The upper is also machined from billet and is the perfect counterpart to the lower. Both upper and lower are formed in the same angular style and fit together very well. The upper comes with a standard forward assist. Of note, the brass deflector is smaller and at a shallower angle to prevent damaging the brass on extraction.

The forend is manufactured by Salient and machined from solid billet. It is 16 inches long and extends past the barrel to the end of the compensator. Some argue that long forends are for game guns and not for duty-bound tactical rifles. Nonsense.

Long forends are essential on tactical rifles because they allow the shooter more positional flexibility when using cover. Long forends that protect the barrel can be laid over cover or on their side, and the barrel will always be free floating, guaranteeing no shift in point of impact. The longer forend also lets us move our support hand closer to or away from the muzzle, ensuring that we can get either very close to our cover or use it as a support while firing.

Salient Arms has taken the free-floating forend one step further in not only using it to protect the barrel, but also using the end of the forend as a shroud for the compensator. This novel approach means that the flash generated from a compensator can be contained and kept from giving away the shooter’s firing position. It also requires that the shooter understand that if he gets too aggressive with his support-hand placement, he can get his hand in front of the muzzle. This would require simian-like arms and intellect, but I guess it’s still possible.

The forend is beautifully executed and threaded to accept Picatinny-rail sections at the 3, 6 and 9 o’clock positions.
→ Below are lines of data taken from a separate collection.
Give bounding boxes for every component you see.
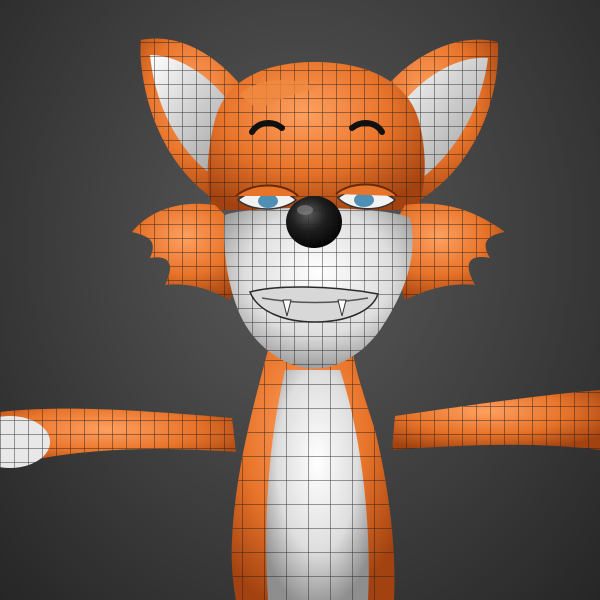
- fox-model-render: [0, 38, 600, 600]
- left-arm: [0, 408, 236, 468]
- nose: [286, 196, 342, 248]
- left-eye: [235, 184, 299, 210]
- torso: [231, 340, 395, 600]
- 3d-viewport[interactable]: [0, 0, 600, 600]
- head: [207, 62, 425, 210]
- right-arm: [392, 390, 600, 450]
Just to show how much Salient Arms is in the known and is willing to add the extra detail, the Pic-rail sections are countersunk to ride lower on the rail when attached. This time-intensive detail removes fractions of an inch in the forend’s girth but makes the rifle more comfortable to hold in the hand. It is one of many little things found on the rifle that showcase Salient’s precision machining ability and forward thinking.

This Salient Tier 1 example has a standard Mil-Spec bolt-carrier group, complete with Carpenter 158 bolt. The company is looking into other materials for the bolt and might go to 9310 or AerMet in the future, but they haven’t finished testing either of those materials yet. In the meantime, Carpenter 158 will keep those who worship at the Mil-Spec altar happy.

They kept the standard bolt-carrier group (BCG) because lightening the mass of this component would make it more sensitive to fouling. Once mass gets moving, it wants to stay moving. Lightening the BCG makes it less able to plow through carbon and debris that collects in the receiver during those high-round-count sessions.

The entire bolt carrier and gas key are coated in titanium nitride (TiN), giving them that golden color. TiN has awesome abrasion resistance, disperses heat well and has some natural lubricity properties. It is an excellent choice for bolt-carrier treatments. Unlike nickel boron (NiB), TiN goes on in a much thinner coat, so parts won’t bind.